“There they lay – badly wounded cases or men who could not walk any farther – wrapped in rags and bedded down on dirty straw or simply on the floorboards, keeping themselves warm by huddling together or by means of bonfires. There was no one there to attend to them, if there had been, it would not have helped them much, for the Army Staff had canceled the sixty-gramme bread ration for the wounded on the ground that those who cannot fight, shall not eat. The walking cases dragged themselves to a near-by pump to wait for the horse-drawn carts. Before the unsuspecting driver understood what was happening they would throw themselves with pocket-knives, pieces of metal or just their bare hands on to the trembling horse and cut it to pieces, carrying away with them the shreds of steaming flesh.”

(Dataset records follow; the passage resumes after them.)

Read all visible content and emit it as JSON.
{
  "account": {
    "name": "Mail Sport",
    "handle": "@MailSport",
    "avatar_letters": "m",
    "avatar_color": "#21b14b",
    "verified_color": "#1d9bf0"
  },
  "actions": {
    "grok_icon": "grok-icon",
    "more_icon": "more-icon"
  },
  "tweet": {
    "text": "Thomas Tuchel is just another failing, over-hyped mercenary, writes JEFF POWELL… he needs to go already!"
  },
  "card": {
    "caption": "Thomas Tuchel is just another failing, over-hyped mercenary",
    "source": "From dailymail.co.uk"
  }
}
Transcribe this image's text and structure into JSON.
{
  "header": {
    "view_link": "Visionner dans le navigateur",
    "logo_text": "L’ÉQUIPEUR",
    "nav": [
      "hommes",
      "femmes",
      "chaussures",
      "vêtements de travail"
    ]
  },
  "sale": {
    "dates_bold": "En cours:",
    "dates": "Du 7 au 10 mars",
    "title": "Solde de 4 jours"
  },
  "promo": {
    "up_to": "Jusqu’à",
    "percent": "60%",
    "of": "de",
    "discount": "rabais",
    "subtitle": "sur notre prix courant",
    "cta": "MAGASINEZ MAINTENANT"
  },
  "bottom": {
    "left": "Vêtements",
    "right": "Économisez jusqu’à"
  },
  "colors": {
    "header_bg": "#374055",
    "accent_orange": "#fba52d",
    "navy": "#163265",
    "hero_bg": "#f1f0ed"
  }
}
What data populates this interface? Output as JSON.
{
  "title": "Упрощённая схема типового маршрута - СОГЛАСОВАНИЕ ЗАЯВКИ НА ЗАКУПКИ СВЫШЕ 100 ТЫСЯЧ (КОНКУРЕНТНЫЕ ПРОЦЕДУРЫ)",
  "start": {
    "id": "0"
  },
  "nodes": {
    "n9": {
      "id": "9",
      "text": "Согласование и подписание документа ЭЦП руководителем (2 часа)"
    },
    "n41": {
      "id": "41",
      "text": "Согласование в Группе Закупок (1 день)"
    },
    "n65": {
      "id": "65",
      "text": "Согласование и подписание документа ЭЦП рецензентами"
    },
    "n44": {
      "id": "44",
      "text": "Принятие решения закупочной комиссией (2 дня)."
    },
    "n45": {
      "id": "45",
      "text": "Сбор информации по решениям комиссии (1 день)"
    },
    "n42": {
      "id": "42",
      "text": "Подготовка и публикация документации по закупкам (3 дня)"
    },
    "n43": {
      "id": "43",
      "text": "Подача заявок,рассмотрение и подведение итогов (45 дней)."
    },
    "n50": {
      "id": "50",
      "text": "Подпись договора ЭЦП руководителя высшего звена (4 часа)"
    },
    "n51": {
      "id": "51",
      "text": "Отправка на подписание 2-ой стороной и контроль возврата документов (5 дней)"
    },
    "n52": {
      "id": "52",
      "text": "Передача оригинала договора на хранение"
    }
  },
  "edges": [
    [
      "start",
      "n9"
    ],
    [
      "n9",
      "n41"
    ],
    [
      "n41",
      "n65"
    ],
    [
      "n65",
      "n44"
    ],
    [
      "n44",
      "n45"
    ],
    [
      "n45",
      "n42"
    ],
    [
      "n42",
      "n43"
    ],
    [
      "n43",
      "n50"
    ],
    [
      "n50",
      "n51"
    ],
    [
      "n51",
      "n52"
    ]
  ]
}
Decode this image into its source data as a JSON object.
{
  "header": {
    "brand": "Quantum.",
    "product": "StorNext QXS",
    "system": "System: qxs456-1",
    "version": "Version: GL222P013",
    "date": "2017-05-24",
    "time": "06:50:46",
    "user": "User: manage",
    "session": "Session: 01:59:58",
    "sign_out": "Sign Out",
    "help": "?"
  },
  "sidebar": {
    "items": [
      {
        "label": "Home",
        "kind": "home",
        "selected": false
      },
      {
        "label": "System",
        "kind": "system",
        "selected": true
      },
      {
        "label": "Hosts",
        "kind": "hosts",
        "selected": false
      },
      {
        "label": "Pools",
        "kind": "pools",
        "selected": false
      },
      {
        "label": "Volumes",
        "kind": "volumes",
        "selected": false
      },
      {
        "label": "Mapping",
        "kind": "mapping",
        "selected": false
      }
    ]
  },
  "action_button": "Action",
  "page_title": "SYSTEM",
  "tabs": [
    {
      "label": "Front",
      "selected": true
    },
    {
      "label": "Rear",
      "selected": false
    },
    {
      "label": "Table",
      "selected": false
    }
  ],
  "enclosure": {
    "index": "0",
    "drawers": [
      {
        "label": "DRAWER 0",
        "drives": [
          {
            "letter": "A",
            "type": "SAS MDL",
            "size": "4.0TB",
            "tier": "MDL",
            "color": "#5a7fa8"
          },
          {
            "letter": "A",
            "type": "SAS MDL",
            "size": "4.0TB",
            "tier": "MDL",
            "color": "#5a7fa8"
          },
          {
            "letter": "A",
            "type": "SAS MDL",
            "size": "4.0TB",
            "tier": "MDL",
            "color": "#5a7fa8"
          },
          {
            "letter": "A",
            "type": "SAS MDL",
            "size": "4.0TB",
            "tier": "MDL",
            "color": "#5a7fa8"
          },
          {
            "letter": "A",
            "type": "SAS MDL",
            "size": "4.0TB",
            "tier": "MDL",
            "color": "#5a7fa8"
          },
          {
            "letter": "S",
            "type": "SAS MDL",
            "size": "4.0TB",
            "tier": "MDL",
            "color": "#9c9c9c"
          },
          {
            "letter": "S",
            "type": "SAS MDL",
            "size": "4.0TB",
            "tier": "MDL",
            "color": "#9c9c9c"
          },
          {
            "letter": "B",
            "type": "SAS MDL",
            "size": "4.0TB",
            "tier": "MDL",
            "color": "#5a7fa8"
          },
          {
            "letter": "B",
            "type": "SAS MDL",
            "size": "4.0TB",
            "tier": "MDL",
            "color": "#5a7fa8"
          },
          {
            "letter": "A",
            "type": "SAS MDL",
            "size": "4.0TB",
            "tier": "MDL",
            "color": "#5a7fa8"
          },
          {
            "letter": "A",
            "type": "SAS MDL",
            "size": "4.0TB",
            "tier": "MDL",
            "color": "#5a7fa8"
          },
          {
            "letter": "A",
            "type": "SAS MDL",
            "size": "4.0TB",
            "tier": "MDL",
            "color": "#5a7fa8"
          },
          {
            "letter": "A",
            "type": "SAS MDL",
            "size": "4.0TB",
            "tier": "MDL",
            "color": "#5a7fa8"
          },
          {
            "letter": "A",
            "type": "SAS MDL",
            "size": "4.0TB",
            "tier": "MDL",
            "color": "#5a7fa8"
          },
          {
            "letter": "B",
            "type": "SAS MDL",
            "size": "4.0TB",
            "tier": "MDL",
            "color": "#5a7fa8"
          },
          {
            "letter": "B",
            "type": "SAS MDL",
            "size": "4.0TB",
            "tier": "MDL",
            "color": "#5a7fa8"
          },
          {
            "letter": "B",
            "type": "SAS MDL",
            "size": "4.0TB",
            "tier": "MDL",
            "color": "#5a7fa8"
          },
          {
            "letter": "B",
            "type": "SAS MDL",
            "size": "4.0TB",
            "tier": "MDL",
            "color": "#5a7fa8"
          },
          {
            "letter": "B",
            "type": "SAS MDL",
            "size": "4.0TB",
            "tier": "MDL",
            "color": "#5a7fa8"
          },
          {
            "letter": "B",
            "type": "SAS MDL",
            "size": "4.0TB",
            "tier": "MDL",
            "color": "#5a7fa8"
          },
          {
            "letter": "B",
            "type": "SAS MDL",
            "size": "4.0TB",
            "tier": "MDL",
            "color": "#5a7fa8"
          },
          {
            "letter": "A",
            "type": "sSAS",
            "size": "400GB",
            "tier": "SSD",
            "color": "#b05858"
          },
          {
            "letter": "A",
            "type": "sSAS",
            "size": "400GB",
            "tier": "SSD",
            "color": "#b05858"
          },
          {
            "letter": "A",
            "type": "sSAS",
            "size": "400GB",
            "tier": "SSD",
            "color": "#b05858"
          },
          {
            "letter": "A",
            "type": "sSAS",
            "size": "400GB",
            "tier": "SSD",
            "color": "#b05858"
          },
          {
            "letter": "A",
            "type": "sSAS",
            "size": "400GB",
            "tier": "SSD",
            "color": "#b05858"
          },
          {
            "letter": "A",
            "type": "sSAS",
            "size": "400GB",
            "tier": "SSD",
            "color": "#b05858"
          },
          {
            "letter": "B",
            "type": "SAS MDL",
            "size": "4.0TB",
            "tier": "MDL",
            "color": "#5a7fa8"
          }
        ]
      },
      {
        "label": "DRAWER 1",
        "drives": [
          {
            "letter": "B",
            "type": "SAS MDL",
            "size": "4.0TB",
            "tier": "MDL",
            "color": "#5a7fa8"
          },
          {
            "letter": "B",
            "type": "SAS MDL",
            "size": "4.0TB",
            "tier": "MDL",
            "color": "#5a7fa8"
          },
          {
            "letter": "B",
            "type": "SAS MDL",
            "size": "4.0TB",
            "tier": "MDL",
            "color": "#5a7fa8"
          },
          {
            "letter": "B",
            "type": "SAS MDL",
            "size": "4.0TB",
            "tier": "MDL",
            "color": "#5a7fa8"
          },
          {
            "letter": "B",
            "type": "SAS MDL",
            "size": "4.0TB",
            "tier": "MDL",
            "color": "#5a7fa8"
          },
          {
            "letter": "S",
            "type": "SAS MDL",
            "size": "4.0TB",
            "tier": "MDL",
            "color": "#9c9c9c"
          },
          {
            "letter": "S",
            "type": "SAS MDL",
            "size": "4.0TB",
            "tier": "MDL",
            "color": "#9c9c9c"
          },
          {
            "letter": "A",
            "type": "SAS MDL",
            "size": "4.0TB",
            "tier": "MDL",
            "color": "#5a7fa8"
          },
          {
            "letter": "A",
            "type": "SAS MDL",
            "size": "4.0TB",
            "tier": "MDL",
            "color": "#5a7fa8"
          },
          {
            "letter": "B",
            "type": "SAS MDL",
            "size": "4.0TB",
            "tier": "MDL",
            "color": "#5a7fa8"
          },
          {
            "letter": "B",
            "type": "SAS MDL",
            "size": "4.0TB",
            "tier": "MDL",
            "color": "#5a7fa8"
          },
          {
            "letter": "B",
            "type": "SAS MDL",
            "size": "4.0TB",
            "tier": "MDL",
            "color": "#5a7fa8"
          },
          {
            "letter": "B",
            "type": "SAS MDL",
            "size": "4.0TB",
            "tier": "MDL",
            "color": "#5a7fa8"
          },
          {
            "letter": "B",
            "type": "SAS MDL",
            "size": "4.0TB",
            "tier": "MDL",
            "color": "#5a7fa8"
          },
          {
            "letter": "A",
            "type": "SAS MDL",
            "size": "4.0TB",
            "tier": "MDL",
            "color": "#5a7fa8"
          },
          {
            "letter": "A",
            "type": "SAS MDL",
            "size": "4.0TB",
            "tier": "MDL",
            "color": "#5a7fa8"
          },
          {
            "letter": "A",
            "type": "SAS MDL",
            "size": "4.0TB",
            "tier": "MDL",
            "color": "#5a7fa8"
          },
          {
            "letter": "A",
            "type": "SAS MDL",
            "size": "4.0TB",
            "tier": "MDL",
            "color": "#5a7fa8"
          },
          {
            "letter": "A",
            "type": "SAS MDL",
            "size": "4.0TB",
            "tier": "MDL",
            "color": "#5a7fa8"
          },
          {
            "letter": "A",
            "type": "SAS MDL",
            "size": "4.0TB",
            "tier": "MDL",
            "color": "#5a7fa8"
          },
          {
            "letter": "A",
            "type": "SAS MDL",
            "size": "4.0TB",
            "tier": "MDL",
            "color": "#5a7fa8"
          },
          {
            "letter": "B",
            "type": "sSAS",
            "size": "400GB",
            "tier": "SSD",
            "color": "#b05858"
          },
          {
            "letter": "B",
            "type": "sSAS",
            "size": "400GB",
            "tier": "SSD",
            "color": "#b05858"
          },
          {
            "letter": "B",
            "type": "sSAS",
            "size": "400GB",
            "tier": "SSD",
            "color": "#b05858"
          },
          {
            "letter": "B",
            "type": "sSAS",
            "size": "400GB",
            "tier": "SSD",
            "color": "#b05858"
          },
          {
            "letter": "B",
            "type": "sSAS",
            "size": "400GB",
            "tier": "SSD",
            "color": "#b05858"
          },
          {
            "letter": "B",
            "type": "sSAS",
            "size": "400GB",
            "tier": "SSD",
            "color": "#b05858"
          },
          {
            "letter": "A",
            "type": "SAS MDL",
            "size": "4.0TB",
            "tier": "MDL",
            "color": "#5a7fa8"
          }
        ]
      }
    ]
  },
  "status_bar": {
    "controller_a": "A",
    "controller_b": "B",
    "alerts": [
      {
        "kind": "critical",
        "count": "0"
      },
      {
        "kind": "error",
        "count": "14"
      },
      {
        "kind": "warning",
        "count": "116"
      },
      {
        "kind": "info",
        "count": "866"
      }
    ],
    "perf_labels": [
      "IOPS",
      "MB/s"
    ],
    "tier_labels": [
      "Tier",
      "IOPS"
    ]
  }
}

German soldiers in the winter of 1942 / 43, during the battle of Stalingrad — hungry, wounded, sick. The war wasn’t going as planned…
“The Lieutenant was silent. He remembered the alcazar and thought of the General with the message who wasn’t able to speak when he came into the Presence. Frederick the Great’s generals had thrown their daggers on the ground in front of the King. How was it that the generals of today won battles and wore decorations, if they were so cowardly?”
Heinrich Gerlach, in “The Forsaken Army”. The novel is considered in line with Erich Maria Remarque’s masterpieces.